2台とも、シートはクッションが柔らかいものの、しっかり身体を支えてくれる。ヒーターやベンチレーション、マッサージ機能が内蔵され、快適至極だ。
スポーティなデザインなのはベントレー。大きめのサイドサポートが付き、アルカンターラで仕立てられている。調整域はレンジローバーの方が若干大きい。
乗り心地は、最新のレンジローバーの方が優れると想像するかもしれない。確かに第一印象はそうだったが、過ごす時間が長くなるほど、質感に一貫性のあるベンテイガへ抱く好感が大きくなっていった。
宙に浮いた魔法のじゅうたん的な感覚は、レンジローバーの方が強い。発進直後からスムーズに滑るように走り、充分な車重が路面の凹凸を圧倒するようになだめていく。

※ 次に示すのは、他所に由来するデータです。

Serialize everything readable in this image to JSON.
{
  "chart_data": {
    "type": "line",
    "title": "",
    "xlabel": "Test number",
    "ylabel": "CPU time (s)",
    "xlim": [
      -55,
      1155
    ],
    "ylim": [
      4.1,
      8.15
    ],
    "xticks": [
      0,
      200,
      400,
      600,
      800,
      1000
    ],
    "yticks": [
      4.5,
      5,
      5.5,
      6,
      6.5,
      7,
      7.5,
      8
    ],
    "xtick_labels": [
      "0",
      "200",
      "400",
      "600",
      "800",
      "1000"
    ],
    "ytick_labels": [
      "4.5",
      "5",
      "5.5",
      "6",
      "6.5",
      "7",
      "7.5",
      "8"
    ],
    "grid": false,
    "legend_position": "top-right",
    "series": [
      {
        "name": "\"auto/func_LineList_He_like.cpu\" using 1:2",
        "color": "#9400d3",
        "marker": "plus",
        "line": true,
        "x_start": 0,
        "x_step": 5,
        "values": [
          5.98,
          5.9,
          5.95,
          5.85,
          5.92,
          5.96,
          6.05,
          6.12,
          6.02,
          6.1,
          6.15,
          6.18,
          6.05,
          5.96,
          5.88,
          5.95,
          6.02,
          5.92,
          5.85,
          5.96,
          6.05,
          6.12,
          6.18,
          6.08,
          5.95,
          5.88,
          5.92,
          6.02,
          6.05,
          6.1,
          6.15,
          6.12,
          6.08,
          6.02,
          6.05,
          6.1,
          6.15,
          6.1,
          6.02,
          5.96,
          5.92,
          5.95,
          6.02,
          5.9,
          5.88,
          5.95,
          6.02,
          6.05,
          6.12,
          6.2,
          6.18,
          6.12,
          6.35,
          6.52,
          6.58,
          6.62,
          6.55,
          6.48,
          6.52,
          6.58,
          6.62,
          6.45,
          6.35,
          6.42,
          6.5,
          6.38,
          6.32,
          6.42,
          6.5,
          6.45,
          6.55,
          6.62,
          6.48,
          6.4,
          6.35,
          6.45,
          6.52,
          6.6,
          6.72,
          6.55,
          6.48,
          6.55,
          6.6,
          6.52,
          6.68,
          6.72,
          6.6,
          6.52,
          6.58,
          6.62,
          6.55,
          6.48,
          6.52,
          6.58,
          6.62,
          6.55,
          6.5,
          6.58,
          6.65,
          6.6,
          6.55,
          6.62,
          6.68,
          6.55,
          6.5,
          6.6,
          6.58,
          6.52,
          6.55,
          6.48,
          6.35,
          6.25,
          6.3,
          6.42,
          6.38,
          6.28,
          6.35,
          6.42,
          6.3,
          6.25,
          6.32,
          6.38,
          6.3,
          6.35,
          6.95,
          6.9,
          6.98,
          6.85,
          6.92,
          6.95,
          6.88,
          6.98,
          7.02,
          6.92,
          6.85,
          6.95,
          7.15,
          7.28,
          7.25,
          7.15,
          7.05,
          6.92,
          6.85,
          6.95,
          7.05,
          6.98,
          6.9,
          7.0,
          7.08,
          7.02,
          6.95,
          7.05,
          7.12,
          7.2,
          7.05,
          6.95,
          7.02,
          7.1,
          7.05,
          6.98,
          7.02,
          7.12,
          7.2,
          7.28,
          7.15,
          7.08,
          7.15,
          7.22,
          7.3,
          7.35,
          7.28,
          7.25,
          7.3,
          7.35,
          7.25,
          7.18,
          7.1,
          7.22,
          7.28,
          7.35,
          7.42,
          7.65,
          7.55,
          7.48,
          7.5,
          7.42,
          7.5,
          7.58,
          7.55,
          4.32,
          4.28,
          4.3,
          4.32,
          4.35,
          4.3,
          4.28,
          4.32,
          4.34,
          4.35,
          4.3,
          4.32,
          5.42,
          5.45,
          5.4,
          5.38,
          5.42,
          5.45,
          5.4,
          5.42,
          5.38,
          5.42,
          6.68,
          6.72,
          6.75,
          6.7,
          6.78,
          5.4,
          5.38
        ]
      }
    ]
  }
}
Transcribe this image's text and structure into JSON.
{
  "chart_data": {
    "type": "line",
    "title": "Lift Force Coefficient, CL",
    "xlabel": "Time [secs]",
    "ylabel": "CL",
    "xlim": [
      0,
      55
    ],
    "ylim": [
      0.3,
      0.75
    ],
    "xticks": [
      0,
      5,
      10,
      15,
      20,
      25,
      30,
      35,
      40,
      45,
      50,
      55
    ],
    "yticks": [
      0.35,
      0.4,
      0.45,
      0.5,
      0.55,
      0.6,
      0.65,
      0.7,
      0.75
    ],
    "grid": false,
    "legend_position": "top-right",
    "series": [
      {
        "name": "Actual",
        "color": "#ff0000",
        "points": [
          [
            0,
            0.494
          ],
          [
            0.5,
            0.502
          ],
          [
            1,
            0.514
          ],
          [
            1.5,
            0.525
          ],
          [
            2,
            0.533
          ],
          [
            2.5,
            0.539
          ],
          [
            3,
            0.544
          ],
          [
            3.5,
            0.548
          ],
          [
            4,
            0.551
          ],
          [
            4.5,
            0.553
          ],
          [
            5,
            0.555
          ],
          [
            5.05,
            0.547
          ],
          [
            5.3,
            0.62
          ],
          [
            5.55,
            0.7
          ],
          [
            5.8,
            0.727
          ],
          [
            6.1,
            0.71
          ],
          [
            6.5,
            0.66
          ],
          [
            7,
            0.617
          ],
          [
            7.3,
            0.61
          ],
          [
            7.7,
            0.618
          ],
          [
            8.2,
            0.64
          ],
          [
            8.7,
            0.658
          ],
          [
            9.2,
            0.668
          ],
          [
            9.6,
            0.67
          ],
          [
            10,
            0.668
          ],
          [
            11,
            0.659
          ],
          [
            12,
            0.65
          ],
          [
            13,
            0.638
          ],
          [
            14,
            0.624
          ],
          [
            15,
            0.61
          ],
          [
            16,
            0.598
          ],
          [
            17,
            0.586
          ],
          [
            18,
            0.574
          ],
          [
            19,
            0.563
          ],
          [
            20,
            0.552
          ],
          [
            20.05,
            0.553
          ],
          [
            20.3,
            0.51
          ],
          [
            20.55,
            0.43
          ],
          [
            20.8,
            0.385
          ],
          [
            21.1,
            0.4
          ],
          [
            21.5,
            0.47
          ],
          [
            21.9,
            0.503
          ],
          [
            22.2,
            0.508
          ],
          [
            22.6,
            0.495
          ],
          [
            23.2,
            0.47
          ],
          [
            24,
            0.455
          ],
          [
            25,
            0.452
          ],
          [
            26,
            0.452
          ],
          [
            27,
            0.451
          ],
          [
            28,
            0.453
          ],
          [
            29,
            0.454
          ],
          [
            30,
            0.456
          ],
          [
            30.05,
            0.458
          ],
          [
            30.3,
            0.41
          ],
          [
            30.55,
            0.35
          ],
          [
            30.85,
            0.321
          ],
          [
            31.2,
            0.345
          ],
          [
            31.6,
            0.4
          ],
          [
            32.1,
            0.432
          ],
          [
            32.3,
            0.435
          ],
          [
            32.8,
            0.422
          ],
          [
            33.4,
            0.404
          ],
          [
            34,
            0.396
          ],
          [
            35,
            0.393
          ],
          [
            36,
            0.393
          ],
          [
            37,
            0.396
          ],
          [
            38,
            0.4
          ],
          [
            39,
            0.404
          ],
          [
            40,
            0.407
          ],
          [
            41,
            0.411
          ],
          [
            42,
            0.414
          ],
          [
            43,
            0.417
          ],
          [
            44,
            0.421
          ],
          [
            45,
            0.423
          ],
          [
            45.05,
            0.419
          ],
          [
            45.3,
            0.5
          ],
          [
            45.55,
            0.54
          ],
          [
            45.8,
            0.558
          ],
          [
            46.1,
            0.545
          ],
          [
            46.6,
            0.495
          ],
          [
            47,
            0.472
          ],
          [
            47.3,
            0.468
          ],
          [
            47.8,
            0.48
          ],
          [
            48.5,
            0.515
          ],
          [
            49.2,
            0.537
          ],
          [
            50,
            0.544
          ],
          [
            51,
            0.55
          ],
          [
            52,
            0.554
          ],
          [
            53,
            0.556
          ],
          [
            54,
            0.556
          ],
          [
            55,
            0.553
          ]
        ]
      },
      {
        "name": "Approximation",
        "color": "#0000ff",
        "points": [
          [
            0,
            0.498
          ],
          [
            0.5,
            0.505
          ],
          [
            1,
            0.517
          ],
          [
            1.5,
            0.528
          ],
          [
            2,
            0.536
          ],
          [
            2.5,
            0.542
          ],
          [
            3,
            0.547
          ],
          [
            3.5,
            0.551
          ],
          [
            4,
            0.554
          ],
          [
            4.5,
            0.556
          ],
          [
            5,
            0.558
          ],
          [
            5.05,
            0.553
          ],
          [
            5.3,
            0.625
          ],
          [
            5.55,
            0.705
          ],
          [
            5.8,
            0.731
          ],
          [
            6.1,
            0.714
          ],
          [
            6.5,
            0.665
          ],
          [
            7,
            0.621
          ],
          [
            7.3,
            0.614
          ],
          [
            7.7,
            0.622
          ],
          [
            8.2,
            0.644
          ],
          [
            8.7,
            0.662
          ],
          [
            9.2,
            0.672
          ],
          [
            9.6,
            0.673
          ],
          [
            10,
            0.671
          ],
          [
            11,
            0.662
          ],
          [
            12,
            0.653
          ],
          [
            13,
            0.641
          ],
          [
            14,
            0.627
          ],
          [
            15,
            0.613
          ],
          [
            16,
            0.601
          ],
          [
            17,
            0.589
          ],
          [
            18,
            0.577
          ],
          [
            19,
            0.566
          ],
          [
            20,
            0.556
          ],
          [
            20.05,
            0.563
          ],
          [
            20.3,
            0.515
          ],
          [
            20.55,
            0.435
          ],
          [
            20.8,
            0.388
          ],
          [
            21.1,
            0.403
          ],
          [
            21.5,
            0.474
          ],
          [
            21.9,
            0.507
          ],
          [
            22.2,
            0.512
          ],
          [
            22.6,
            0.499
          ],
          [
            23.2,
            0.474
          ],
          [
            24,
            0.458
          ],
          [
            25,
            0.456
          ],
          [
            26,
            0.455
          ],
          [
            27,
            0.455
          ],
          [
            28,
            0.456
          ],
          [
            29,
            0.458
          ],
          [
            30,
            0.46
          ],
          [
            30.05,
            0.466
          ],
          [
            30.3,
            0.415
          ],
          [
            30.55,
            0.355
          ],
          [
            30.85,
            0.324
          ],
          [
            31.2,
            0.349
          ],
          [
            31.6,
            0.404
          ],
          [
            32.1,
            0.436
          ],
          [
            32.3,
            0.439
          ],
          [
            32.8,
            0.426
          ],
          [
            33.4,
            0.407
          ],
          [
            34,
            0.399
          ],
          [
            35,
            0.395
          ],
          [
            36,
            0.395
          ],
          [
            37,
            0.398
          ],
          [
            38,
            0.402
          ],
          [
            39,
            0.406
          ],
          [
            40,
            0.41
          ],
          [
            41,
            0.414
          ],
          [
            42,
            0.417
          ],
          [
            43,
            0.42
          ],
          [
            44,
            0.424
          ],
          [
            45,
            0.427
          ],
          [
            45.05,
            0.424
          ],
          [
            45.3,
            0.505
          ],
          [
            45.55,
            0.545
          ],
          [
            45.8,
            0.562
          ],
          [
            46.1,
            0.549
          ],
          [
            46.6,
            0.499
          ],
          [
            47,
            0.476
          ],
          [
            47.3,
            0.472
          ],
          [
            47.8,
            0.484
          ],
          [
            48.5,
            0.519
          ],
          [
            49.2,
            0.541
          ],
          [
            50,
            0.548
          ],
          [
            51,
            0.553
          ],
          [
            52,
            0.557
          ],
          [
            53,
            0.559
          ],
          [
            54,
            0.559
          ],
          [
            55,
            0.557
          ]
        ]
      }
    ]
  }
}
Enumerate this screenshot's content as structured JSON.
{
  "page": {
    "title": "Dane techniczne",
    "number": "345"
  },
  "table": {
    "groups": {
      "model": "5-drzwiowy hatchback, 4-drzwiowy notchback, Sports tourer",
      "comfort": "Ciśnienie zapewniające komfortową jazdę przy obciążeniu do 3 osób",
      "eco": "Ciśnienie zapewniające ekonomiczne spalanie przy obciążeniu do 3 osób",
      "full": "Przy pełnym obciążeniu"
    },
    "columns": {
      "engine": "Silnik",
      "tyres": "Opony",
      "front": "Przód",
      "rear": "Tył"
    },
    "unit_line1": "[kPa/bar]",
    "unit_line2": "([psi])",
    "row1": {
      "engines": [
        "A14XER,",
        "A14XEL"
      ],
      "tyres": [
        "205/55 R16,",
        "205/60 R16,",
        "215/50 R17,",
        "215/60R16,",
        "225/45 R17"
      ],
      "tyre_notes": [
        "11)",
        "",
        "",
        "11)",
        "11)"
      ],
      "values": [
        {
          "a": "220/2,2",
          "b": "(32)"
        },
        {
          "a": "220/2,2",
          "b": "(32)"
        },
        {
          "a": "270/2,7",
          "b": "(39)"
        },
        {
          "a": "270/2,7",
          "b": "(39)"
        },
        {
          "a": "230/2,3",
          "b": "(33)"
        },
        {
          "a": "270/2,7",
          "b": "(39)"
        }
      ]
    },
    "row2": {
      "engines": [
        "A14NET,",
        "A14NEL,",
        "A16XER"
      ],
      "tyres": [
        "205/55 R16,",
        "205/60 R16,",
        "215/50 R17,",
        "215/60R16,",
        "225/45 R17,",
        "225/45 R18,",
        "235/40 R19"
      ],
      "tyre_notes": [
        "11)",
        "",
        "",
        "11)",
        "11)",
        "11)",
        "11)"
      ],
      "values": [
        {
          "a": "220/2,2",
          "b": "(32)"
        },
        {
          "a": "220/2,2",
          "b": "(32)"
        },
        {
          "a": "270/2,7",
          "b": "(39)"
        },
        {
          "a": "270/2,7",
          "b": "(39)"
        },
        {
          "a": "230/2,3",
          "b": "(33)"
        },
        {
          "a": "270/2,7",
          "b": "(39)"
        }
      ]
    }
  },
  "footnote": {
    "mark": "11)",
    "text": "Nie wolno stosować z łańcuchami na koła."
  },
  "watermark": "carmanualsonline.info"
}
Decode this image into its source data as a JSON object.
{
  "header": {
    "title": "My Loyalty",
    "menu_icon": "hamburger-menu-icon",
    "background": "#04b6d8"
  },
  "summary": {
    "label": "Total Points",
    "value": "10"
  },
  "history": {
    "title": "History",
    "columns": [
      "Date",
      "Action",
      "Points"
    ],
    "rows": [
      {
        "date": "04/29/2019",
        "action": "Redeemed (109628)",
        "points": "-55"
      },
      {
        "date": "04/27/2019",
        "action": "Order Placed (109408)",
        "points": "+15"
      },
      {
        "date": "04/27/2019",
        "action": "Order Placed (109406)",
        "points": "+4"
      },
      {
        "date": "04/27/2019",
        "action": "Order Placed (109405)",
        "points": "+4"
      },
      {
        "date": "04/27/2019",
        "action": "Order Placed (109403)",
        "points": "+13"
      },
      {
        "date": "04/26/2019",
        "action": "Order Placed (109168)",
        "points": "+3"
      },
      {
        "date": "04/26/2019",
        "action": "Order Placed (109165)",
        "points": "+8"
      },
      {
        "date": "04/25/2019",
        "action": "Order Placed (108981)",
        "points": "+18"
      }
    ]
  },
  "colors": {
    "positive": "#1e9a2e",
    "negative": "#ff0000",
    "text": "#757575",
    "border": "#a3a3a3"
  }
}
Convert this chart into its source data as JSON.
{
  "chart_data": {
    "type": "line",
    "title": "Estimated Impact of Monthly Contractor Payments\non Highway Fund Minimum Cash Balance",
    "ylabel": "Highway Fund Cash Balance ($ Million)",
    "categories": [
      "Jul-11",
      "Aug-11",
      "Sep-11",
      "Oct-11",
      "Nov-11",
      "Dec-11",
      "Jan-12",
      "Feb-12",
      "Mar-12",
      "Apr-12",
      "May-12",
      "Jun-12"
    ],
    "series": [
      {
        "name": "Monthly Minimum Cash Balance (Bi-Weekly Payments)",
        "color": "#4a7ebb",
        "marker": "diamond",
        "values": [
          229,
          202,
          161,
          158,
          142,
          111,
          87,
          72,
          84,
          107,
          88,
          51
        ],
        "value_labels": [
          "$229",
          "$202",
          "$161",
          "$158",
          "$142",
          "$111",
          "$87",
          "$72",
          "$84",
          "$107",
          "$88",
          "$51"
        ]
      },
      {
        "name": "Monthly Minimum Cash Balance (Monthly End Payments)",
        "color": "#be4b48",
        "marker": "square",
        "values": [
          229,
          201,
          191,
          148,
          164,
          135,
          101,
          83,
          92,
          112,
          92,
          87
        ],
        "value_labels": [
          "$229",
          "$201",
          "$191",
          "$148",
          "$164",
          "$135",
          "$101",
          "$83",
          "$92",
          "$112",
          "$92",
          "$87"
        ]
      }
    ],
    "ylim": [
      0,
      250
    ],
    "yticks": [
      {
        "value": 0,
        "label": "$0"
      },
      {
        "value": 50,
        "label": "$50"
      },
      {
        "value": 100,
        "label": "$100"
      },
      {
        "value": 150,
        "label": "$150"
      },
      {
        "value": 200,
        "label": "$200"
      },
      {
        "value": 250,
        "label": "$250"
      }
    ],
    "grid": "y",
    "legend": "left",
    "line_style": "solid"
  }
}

だが、古い橋桁の継ぎ目や舗装の剥がれた穴などを通過すると、小さめの衝撃が伝わってくる。鋭い入力への対応は、エアサスペンションが苦手とすること。この処理では、ベンテイガの方が勝っている。
ランドローバーは、新しいレンジローバーのボディ剛性を50%も向上させたと主張する。それでも、シャシーは振動やキシミを完全には抑えきれていない。完璧なフィーリングを僅かに乱してしまう。
極めて快適な長距離クルーザー
過去に試乗したディーゼルエンジンのレンジローバーD350は、22インチ・ホイールを履いていて、巧みに路面変化を受け流していた。今回の試乗車が23インチのホイールを履いていたことが、小さくない影響を与えている様子。
1インチの差とはいえ、大径なほどバネ下重量の変化も大きくなる。市街地を中心にレンジローバーへ乗るなら、21インチが良さそうだ。ただし、そんな振る舞いも速度の上昇とともに改善。高速道路では極めて快適な長距離クルーザーになる。
レンジローバーには運転支援システムが標準装備され、しなやかな乗り心地と静かな車内で、心地よく遠くを目指せる。今回は640km以上も走ったが、これほど疲れ知らずに乗れるクルマは多くない。
高い速度域での風切り音やタイヤノイズが小さいのは、ベンテイガ。オプションとなる運転支援システムも若干高機能で、レンジローバーより僅かに評価は上回る。価格も高いのだが、より磨き込まれている印象は否めない。